Echnaton als lichtgewaltiges Bühnenwerk

Die Oper „Echnaton“ von Philipp Glass unter der Regie von Guiseppe Spota wurde in der Dortmunder Oper als Triumph des Lichtes gefeiert. Beeindrucken konnte auch der Countertenor David DQ Lee, der Opernchor und die Dortmunder Philharmoniker, unter der Leitung von Motonori Kobayashi, die die minimal music von Glass interpretierten. Dazu tanzte das NRW Juniorballett. Ein Premierenbericht vom 24. Mai 2019.

Für die ägyptische Hochkultur war neben dem Nil die lichtspendende Sonne von großer Bedeutung. Doch zunächst ohne vergöttert zu werden. Die Sonne wurde als rechtes Auge von Re gesehen. Doch dann entwickelte sich eine „theologische Revolution“, die mit Amun-Re eine Art Götterkönig an die Spitze setzte. Echnaton, dessen Geburtsname Amenhotep sich noch auf Amun bezieht, setzte Aton als höchsten Gott durch und versuchte die alten Götter auszutilgen, was ihm die Gegnerschaft der Priesterkaste einbrachte.

Kein Wunder, dass sich Philipp Glass mit dieser außergewöhnlichen Person der Weltgeschichte auseinandersetzte, schließlich ist neben Echnaton auch seine Frau Nofretete über ihre Büste bis in unsere heutige Zeit ein Begriff. Glass lässt uns den Pharao in szenenhaften Bildern näher bringen, vom Herrschaftsantritt bis zum Sturz, obwohl der möglicherweise gar nicht stattgefunden hat.

Aber die Oper ist nicht dazu da, ein historisch genaues Ereignis zu rekonstruieren, sie will Gefühle, Musik und starke Bilder präsentieren und das gelang bei der Premiere. Schon der Beginn ist ergreifend, denn wir wohnen der Grablegung von Pharao Amenophis III., Achnatons Vater, bei. Als Mumien verkleidete Tänzer legen den ebenfalls mumifizierten Leichnam zur Ruhe.

Die Herrschaft von Echnaton geht zu Ende. er wird von der Priesterschaft gestürzt. David DQ Lee (Echnaton), NRW-Juniorballett, Chor der Oper Dortmund. (Foto: © Oper Dortmund)
Die Herrschaft von Echnaton geht zu Ende. er wird von der Priesterschaft gestürzt. David DQ Lee (Echnaton), NRW-Juniorballett, Chor der Oper Dortmund. (Foto: © Oper Dortmund)

Der erste Auftritt von Echnaton ist noch in Begleitung von Priestern des Amun, Mut und Chons. Später wird er die Priester gewaltsam aus ihren Tempeln vertreiben und Aton als einzigen Gott einsetzen. Hier war der Countertenor David DQ Lee eine gute Wahl für die Hauptrolle, vor allem sein Lobgesang an Aton am Ende des dritten Satzes war eines der Höhepunkte. Seine Stimme passte auch sehr gut zur ruhigen und fließenden Musik von Philipp Glass, die ähnlich meditativ klang wie bei seiner Oper „Einstein on the beach“ die vor zwei Jahren in Dortmund aufgeführt wurde.

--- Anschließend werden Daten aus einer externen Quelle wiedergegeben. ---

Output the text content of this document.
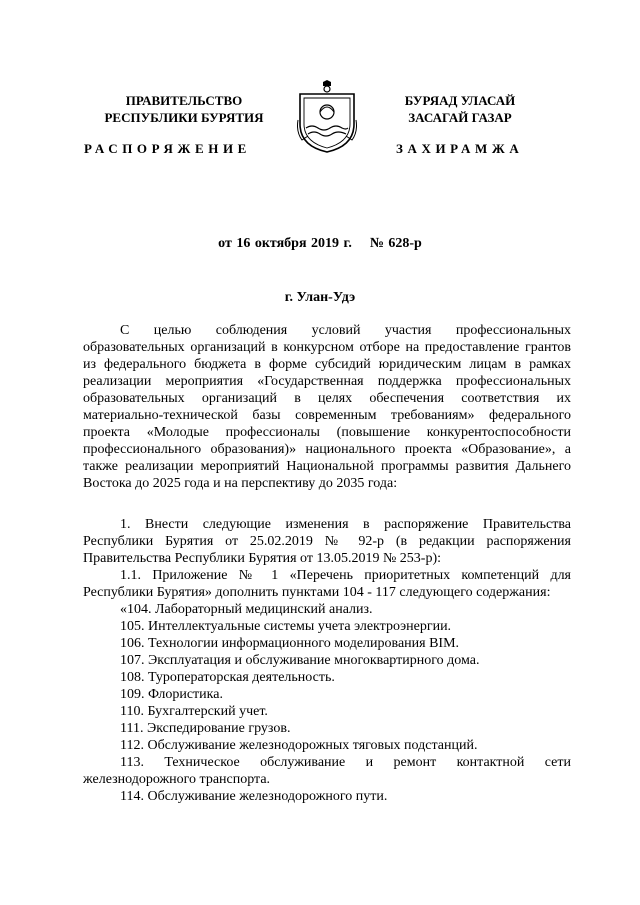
ПРАВИТЕЛЬСТВО
РЕСПУБЛИКИ БУРЯТИЯ
БУРЯАД УЛАСАЙ
ЗАСАГАЙ ГАЗАР
РАСПОРЯЖЕНИЕ	ЗАХИРАМЖА
от 16 октября 2019 г.    № 628-р
г. Улан-Удэ

С целью соблюдения условий участия профессиональных образовательных организаций в конкурсном отборе на предоставление грантов из федерального бюджета в форме субсидий юридическим лицам в рамках реализации мероприятия «Государственная поддержка профессиональных образовательных организаций в целях обеспечения соответствия их материально-технической базы современным требованиям» федерального проекта «Молодые профессионалы (повышение конкурентоспособности профессионального образования)» национального проекта «Образование», а также реализации мероприятий Национальной программы развития Дальнего Востока до 2025 года и на перспективу до 2035 года:

1. Внести следующие изменения в распоряжение Правительства Республики Бурятия от 25.02.2019 № 92-р (в редакции распоряжения Правительства Республики Бурятия от 13.05.2019 № 253-р):

1.1. Приложение № 1 «Перечень приоритетных компетенций для Республики Бурятия» дополнить пунктами 104 - 117 следующего содержания:

«104. Лабораторный медицинский анализ.

105. Интеллектуальные системы учета электроэнергии.

106. Технологии информационного моделирования BIM.

107. Эксплуатация и обслуживание многоквартирного дома.

108. Туроператорская деятельность.

109. Флористика.

110. Бухгалтерский учет.

111. Экспедирование грузов.

112. Обслуживание железнодорожных тяговых подстанций.

113. Техническое обслуживание и ремонт контактной сети железнодорожного транспорта.

114. Обслуживание железнодорожного пути.
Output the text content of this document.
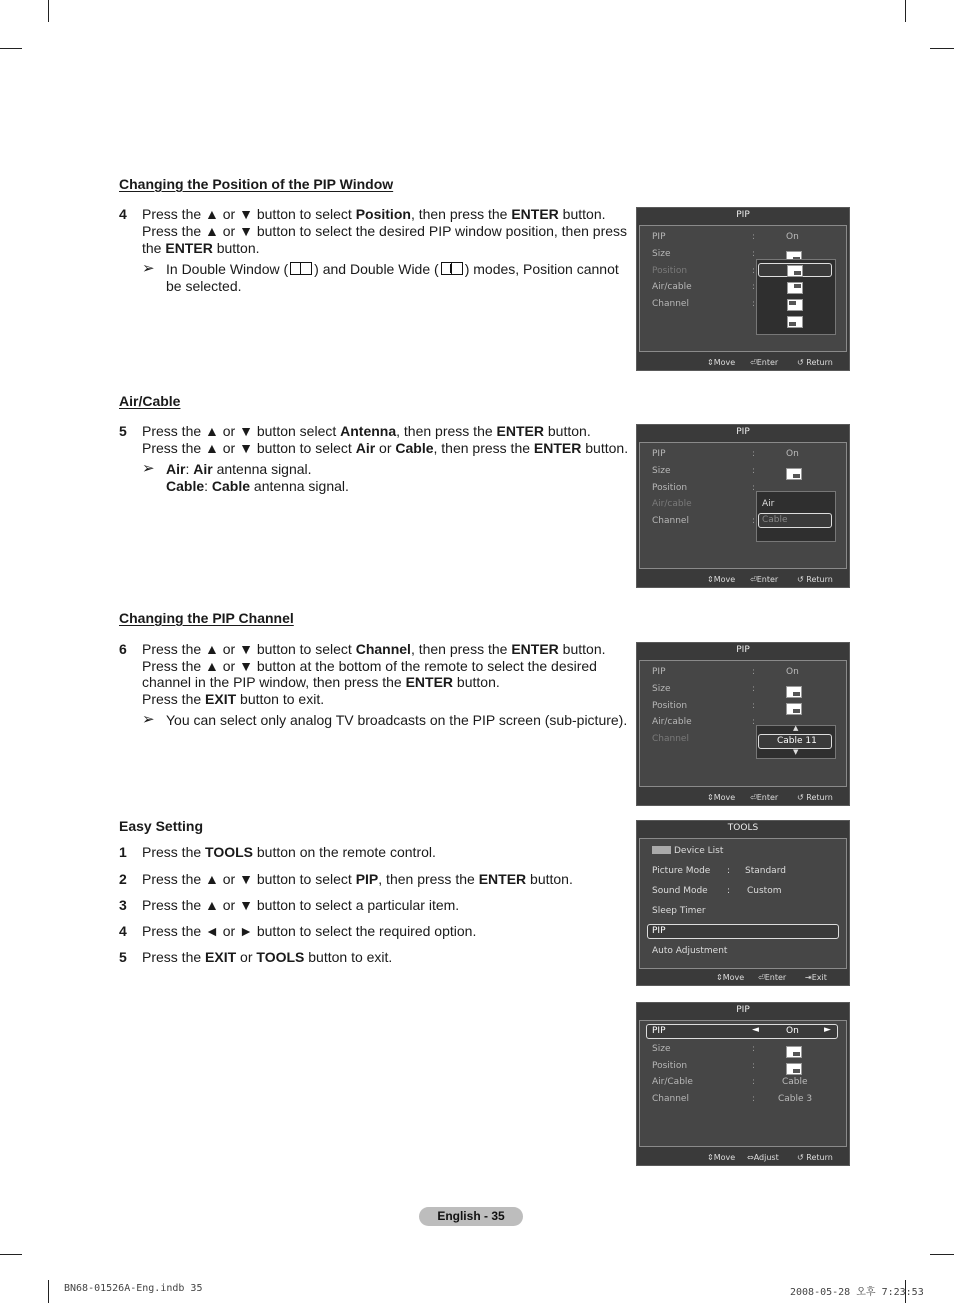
Changing the Position of the PIP Window
4 Press the ▲ or ▼ button to select Position, then press the ENTER button.
Press the ▲ or ▼ button to select the desired PIP window position, then press
the ENTER button.
➢ In Double Window ( ) and Double Wide ( ) modes, Position cannot
be selected.
Air/Cable
5 Press the ▲ or ▼ button select Antenna, then press the ENTER button.
Press the ▲ or ▼ button to select Air or Cable, then press the ENTER button.
➢ Air: Air antenna signal.
Cable: Cable antenna signal.
Changing the PIP Channel
6 Press the ▲ or ▼ button to select Channel, then press the ENTER button.
Press the ▲ or ▼ button at the bottom of the remote to select the desired
channel in the PIP window, then press the ENTER button.
Press the EXIT button to exit.
➢ You can select only analog TV broadcasts on the PIP screen (sub-picture).
Easy Setting
1 Press the TOOLS button on the remote control.
2 Press the ▲ or ▼ button to select PIP, then press the ENTER button.
3 Press the ▲ or ▼ button to select a particular item.
4 Press the ◄ or ► button to select the required option.
5 Press the EXIT or TOOLS button to exit.
PIP
PIP
Size
Position
Air/cable
Channel
:
:
:
:
:
On
⇕Move ⏎Enter ↺ Return
PIP
PIP
Size
Position
Air/cable
Channel
:
:
:
:
On
Air
Cable
⇕Move ⏎Enter ↺ Return
PIP
PIP
Size
Position
Air/cable
Channel
:
:
:
:
On
▲
Cable 11
▼
⇕Move ⏎Enter ↺ Return
TOOLS
Device List
Picture Mode : Standard
Sound Mode : Custom
Sleep Timer
PIP
Auto Adjustment
⇕Move ⏎Enter ⇥Exit
PIP
PIP
Size
Position
Air/Cable
Channel
◄	On	►
:
:
:
:
Cable
Cable 3
⇕Move ⇔Adjust ↺ Return
English - 35
BN68-01526A-Eng.indb 35	2008-05-28 오후 7:23:53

Auch sehr berührend war das Liebesduett zwischen Echnaton und Nofretete (Aytaj Shikhalizada). Als Prister des Amun machte Fritz Steinbacher ebenfalls eine gute Figur wie Claus Dieter Clausnitzer als Chronist.

Das Besondere an „Echnaton“ war die Gesangsprache. Der Chronist erzählte die Geschichte auf Deutsch, die anderen Texte waren auf Ägyptisch, Akkadisch und Aramäisch.

Wenn es um einen Sonnengott geht, dann hat das Licht natürlich eine große Funktion. Und die brachte den Besuchern Bonnie Beecher und Stefan Schmidt näher.

Auch das Bühnenbild von Tatyana van Walsum war effektiv. Durch Höhenverschiebungen entstanden Hierarchieebenen, beispielsweise als Echnatons Vater zu Grabe gelegt wurde, versanken die Akteure in Boden und bei Echnatons Krönung kam das Herrscherpaar von oben herab.

Ein Opernabend der besonderen Art. „Echnaton“ ist sicher zugänglicher als „Einstein on the beach“. Ein lehrreiches Stück über einen Herrscher, der mit seiner Radikalität der Gesellschaft vor den Kopf stieß und nach seinem Tod dem Vergessen anheimfallen sollte. Glass hat ihn mit seinen Stärken und Schwächen auf die Bühne geholt. Das NRW Juniorballett, der Opernchor, die Solisten und die Dortmunder Philharmoniker haben Echnaton wieder eine Stimme gegeben.